The width of the slots will provide significant capture of 1 rotation perpendicular to that axis, but not total capture.

The depth of the slots will provide notable capture of 1 rotation side-to-side on the rail, but it won't provide significant capture.

If someone grabs that item, while it is snapped onto the rail, they will be able to twist it relative to the rail and rock it side to side because the flexible tab will allow that to happen.

This is what I mean by backdrivable. Even though the slots in the mounting tabs can provide alignment, they cannot force alignment in two of the rotations; the user is able to backdrive the orientation of the major features relative to the mating part by forcing the nominal datum features out of alignment with the mating part.

Devices on DIN rails are typically packed like sardines on the rail, so the major influence on the latter two rotations is the major faces; all that has to happen to allow that packing is the slots being sufficiently large, width and depth, and the tab being springy, as to allow enough rotation without breaking the tabs.

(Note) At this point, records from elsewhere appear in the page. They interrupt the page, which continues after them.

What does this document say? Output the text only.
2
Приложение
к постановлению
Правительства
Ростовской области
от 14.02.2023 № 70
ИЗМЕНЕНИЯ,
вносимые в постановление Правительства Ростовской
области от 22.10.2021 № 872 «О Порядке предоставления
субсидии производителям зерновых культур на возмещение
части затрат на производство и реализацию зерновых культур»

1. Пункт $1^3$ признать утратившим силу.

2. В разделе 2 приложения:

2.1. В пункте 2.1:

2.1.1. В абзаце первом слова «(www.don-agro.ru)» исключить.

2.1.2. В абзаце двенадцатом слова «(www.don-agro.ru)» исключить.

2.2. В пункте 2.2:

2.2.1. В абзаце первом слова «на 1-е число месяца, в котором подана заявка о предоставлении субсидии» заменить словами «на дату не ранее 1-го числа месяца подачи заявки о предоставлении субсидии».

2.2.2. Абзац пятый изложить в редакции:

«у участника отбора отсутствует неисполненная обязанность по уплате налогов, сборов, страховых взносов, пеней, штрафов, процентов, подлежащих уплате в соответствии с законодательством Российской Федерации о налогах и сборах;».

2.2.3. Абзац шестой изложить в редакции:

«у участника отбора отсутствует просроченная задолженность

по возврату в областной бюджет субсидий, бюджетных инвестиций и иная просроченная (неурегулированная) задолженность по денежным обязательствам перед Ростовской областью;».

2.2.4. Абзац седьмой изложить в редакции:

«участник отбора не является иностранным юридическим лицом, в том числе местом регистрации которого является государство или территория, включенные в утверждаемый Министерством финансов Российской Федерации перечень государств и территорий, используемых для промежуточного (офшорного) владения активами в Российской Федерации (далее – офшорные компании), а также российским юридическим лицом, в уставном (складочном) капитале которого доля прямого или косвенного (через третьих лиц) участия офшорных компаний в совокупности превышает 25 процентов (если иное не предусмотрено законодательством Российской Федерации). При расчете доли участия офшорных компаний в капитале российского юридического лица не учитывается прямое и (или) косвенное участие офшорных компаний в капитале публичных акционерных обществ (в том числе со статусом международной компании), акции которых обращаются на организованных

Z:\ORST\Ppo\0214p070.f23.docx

I would likely make the main face the primary datum feature (one translation, two rotations) and then use the bottom facing (in the illustration) co-planar surfaces of the two slots as secondary (one translation, one rotation) and then use the inside face of the slot on fixed tab that mates with the DIN rail as the tertiary (one translation).

The slots the DIN rail contacts would be given a profile tolerance with the main face as their primary datum feature.